I'm trying to create a Arima model to forecast impressions(numerical Y variable) based on a keyword.
My table :IOS
| Date | Keyword | Impressions |
|---|---|---|
| 2019-01-01 | Cococola | 51354 |
| 2019-01-01 | Apple | 31231 |
| 2019-01-01 | Samsung | 12412 |
| 2019-01-01 | Mango | |
| 2019-01-01 | Grapes | |
| 2019-01-02 | Cococola | 3124312 |
Can anyone please help me
I have written a code to get it
<groups_iter = np.unique(IOS['Keyword'])
len(groups_iter)
dict_org = {}
dict_pred = {}
group_accuracy = {}
predictions = list()
# Iterate over all groups and get data
# from Dataframe by filtering for specific group
for i in range(len(groups_iter)):
X = IOS[IOS['Keyword'] == groups_iter[i]]['Impressions'].values
size = int(len(X) * 0.70)
train, test = X[0:size], X[size:len(X)]
history = [x for x in train]
# Using ARIMA model here you can also do grid search for best parameters
for t in range(len(test)):
model = ARIMA(history, order = (5, 1, 0))
model_fit = model.fit()
output = model_fit.forecast()
yhat = output[0]
predictions.append(yhat)
obs = test[t]
history.append(obs)
print(groups_iter[i],"Predicted:%f, expected:%f" %(yhat, obs))
error = mean_squared_log_error(test, predictions)
dict_org.update({groups_iter[i]: test})
dict_pred.update({groups_iter[i]: test})
print("Group: ", groups_iter[i], "Test MSE:%f"% error)
group_accuracy.update({groups_iter[i]: error})
plt.plot(test)
plt.plot(predictions, color = 'red')
plt.show()
When I'm trying to run the code, I'm getting following error when it runs the 2nd loop:
ValueError Traceback (most recent call last)
Cell In[10], line 19
17 history.append(obs)
18 print(groups_iter[i],"Predicted:%f, expected:%f" %(yhat, obs))
---> 19 error = mean_squared_log_error(test, predictions)
20 dict_org.update({groups_iter[i]: test})
21 dict_pred.update({groups_iter[i]: test})
File ~/anaconda3/lib/python3.11/site-packages/sklearn/metrics/_regression.py:519, in mean_squared_log_error(y_true, y_pred, sample_weight, multioutput, squared)

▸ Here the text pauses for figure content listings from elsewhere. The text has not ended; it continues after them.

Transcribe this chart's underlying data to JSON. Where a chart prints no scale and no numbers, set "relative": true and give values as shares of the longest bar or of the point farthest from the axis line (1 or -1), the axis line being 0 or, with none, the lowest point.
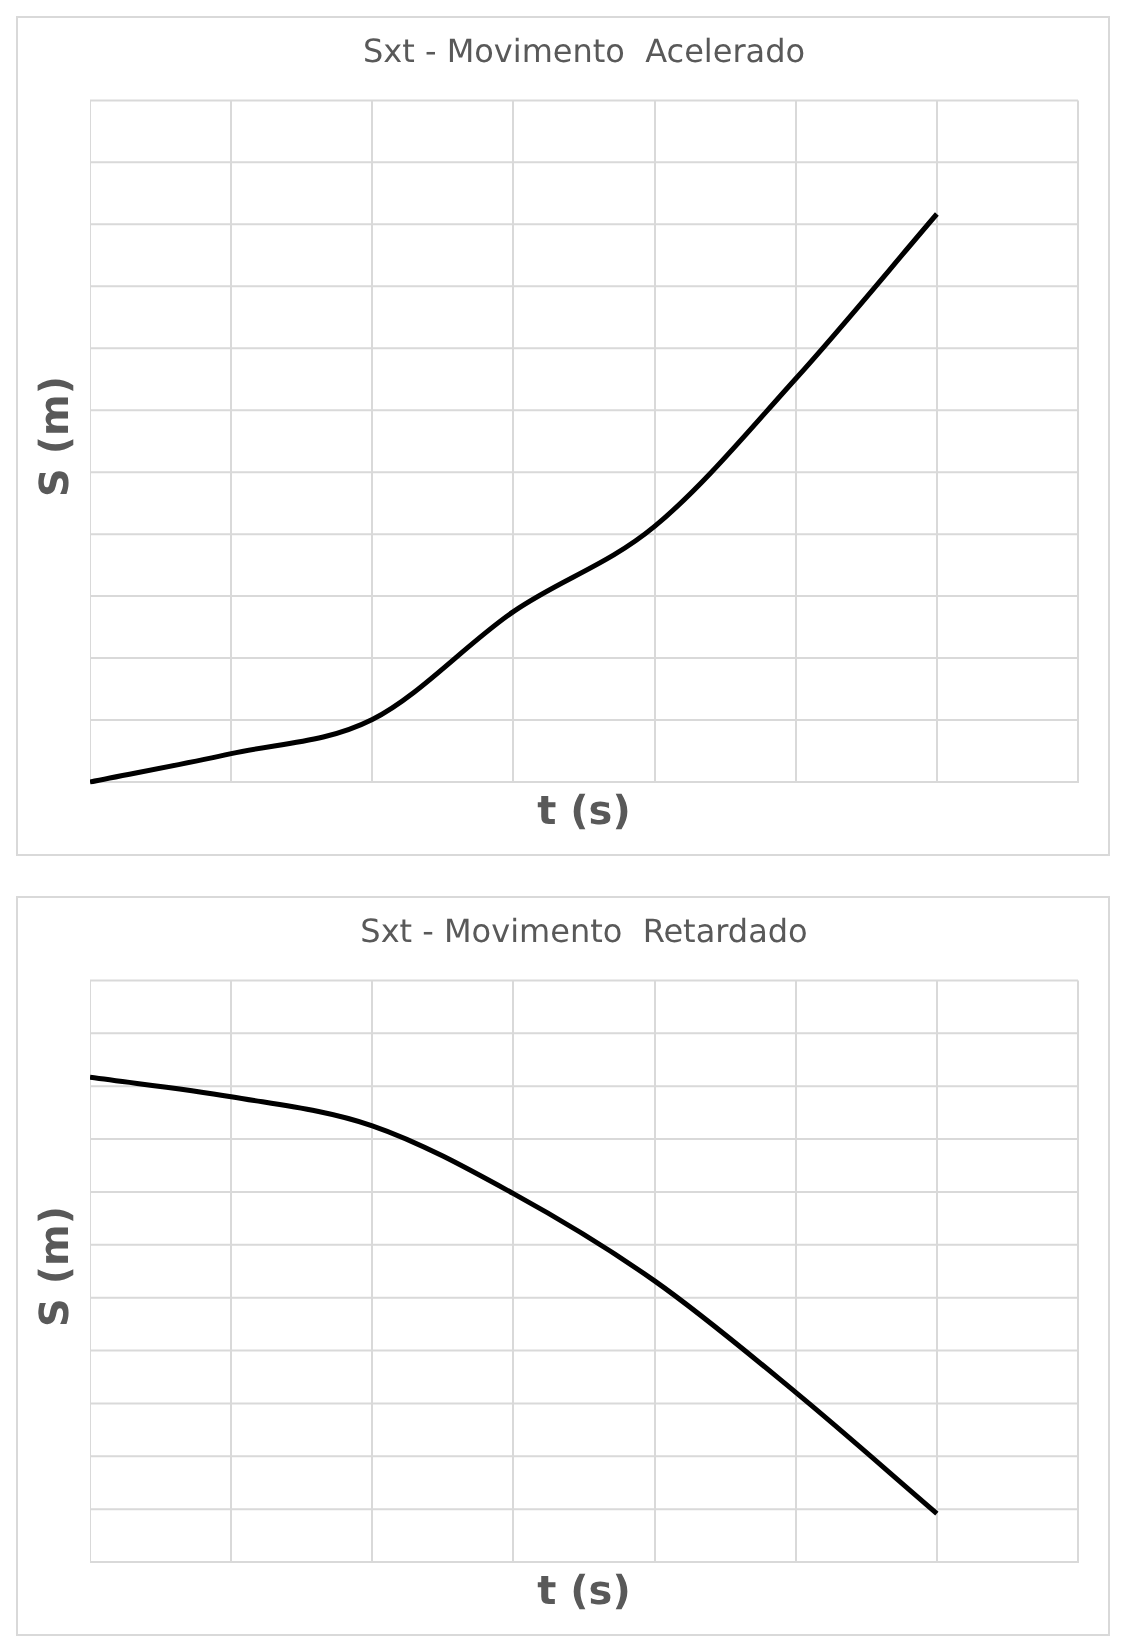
{
  "chart_data": [
    {
      "type": "line",
      "title": "Sxt - Movimento  Acelerado",
      "xlabel": "t (s)",
      "ylabel": "S (m)",
      "relative": true,
      "grid": true,
      "legend": false,
      "marker": "none",
      "line_style": "solid",
      "categories": [
        null,
        null,
        null,
        null,
        null,
        null,
        null,
        null
      ],
      "series": [
        {
          "color": "#000000",
          "values": [
            0,
            0.05,
            0.11,
            0.3,
            0.45,
            0.71,
            1,
            null
          ]
        }
      ]
    },
    {
      "type": "line",
      "title": "Sxt - Movimento  Retardado",
      "xlabel": "t (s)",
      "ylabel": "S (m)",
      "relative": true,
      "grid": true,
      "legend": false,
      "marker": "none",
      "line_style": "solid",
      "categories": [
        null,
        null,
        null,
        null,
        null,
        null,
        null,
        null
      ],
      "series": [
        {
          "color": "#000000",
          "values": [
            1,
            0.96,
            0.9,
            0.76,
            0.58,
            0.35,
            0.1,
            null
          ]
        }
      ]
    }
  ]
}
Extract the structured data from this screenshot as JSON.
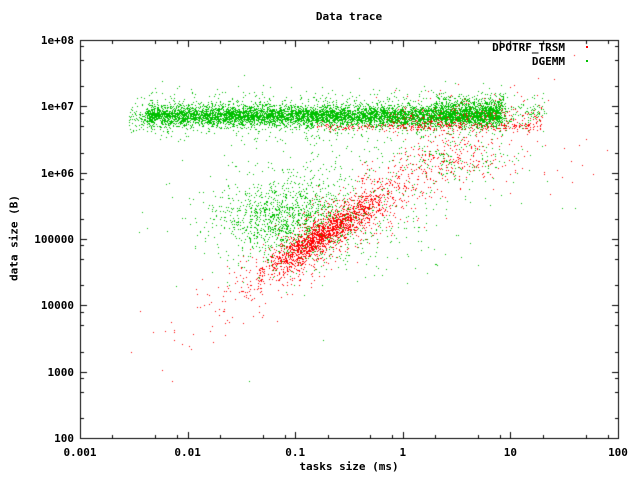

461 def mean_squared_log_error(
462 y_true, y_pred, *, sample_weight=None, multioutput="uniform_average", squared=True
463 ):
464 """Mean squared logarithmic error regression loss.
465
466 Read more in the :ref:`User Guide <mean_squared_log_error>`.
(...)
517 0.060...
518 """
--> 519 y_type, y_true, y_pred, multioutput = _check_reg_targets(
520 y_true, y_pred, multioutput
521 )
522 check_consistent_length(y_true, y_pred, sample_weight)
524 if (y_true < 0).any() or (y_pred < 0).any():
File ~/anaconda3/lib/python3.11/site-packages/sklearn/metrics/_regression.py:100, in _check_reg_targets(y_true, y_pred, multioutput, dtype)
66 def _check_reg_targets(y_true, y_pred, multioutput, dtype="numeric"):
67 """Check that y_true and y_pred belong to the same regression task.
68
69 Parameters
(...)
98 correct keyword.
99 """
--> 100 check_consistent_length(y_true, y_pred)
101 y_true = check_array(y_true, ensure_2d=False, dtype=dtype)
102 y_pred = check_array(y_pred, ensure_2d=False, dtype=dtype)
File ~/anaconda3/lib/python3.11/site-packages/sklearn/utils/validation.py:397, in check_consistent_length(*arrays)
395 uniques = np.unique(lengths)
396 if len(uniques) > 1:
--> 397 raise ValueError(
398 "Found input variables with inconsistent numbers of samples: %r"
399 % [int(l) for l in lengths]
400 )
ValueError: Found input variables with inconsistent numbers of samples: [104, 520]